Time Warner Cable and Sinclair Broadcasting Group have agreed to continue negotiations through next Friday.
The cable company made the announcement late Friday, dodging the midnight deadline for retaining Fox network's WUTV (Channel 29) and MyNet-workTV's WNYO (Channel 49).
Had the deadline not been extended, Time Warner's customers might have had to resort to old-fashioned rabbit ears to watch two of the four National Football League playoff games this weekend -- not to mention Sunday's season premiere of "24."
A local Time Warner executive predicted earlier Friday that football fans among its 330,000 local subscribers would not be forced to take desperate measures.

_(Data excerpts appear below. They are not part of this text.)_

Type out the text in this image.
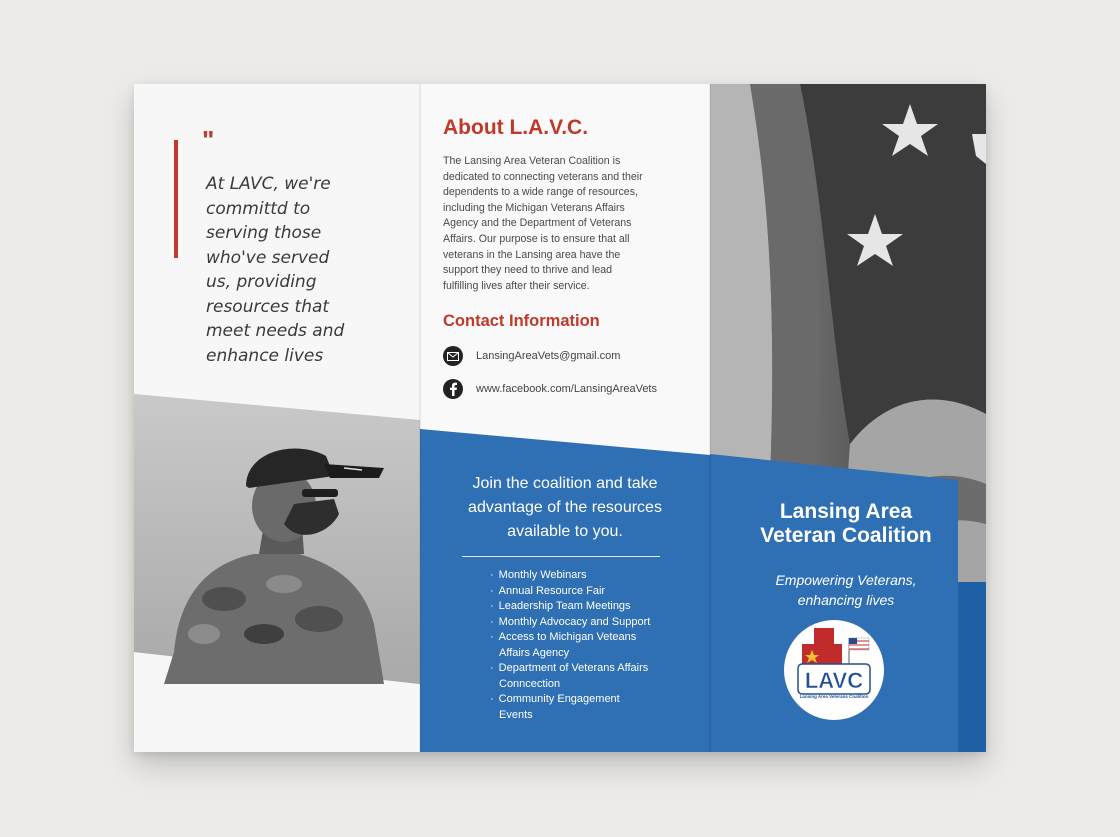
"
At LAVC, we're
committd to
serving those
who've served
us, providing
resources that
meet needs and
enhance lives
About L.A.V.C.
The Lansing Area Veteran Coalition is
dedicated to connecting veterans and their
dependents to a wide range of resources,
including the Michigan Veterans Affairs
Agency and the Department of Veterans
Affairs. Our purpose is to ensure that all
veterans in the Lansing area have the
support they need to thrive and lead
fulfilling lives after their service.
Contact Information
LansingAreaVets@gmail.com
www.facebook.com/LansingAreaVets
Join the coalition and take
advantage of the resources
available to you.
· Monthly Webinars
· Annual Resource Fair
· Leadership Team Meetings
· Monthly Advocacy and Support
· Access to Michigan Veteans
Affairs Agency
· Department of Veterans Affairs
Conncection
· Community Engagement
Events
Lansing Area
Veteran Coalition
Empowering Veterans,
enhancing lives
LAVC
Lansing Area Veterans Coalition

"We do not expect Sinclair to force us to stop retransmitting their signal at midnight," said Steve Jaworowski, vice president of marketing communications.
The issue involves whether Sinclair, which owns television stations in 34 markets -- including a dozen or so served by Time Warner -- should be compensated for the Fox and MyNetworkTV programming it provides to the cable giant.
Sinclair argues it should be paid just like lesser-watched cable networks, such as the Animal Planet and Oxygen. Time Warner counters that it shouldn't have to pay for channels its subscribers could receive free with an antenna.
Time Warner is feuding with other station ownership groups over the same question.
The rush to buy rabbit ears and dishes is already on in 13 states where Sinclair pulled 22 stations off Mediacom Cable Systems a week ago in a similar dispute over transmission fees.
Baltimore-based Sinclair rejected a plea Thursday fromIowa's congressional delegation that its dispute with Mediacom be submitted to binding arbitration, the Des Moines Register reported.
The scramble for free antennas that Mediacom offered customers caused a traffic jam earlier this week as hundreds of cars pulled up to its office about a mile from downtown Des Moines. The cable company order the set-top antennas after distributing more than 4,000 housetop antennas last week.
"This is not a Buffalo-only decision. Whatever decision is made . . . will affect all the Time Warner/Sinclair markets," Nick Magnini, general manager at WUTV and WNYO, said Thursday.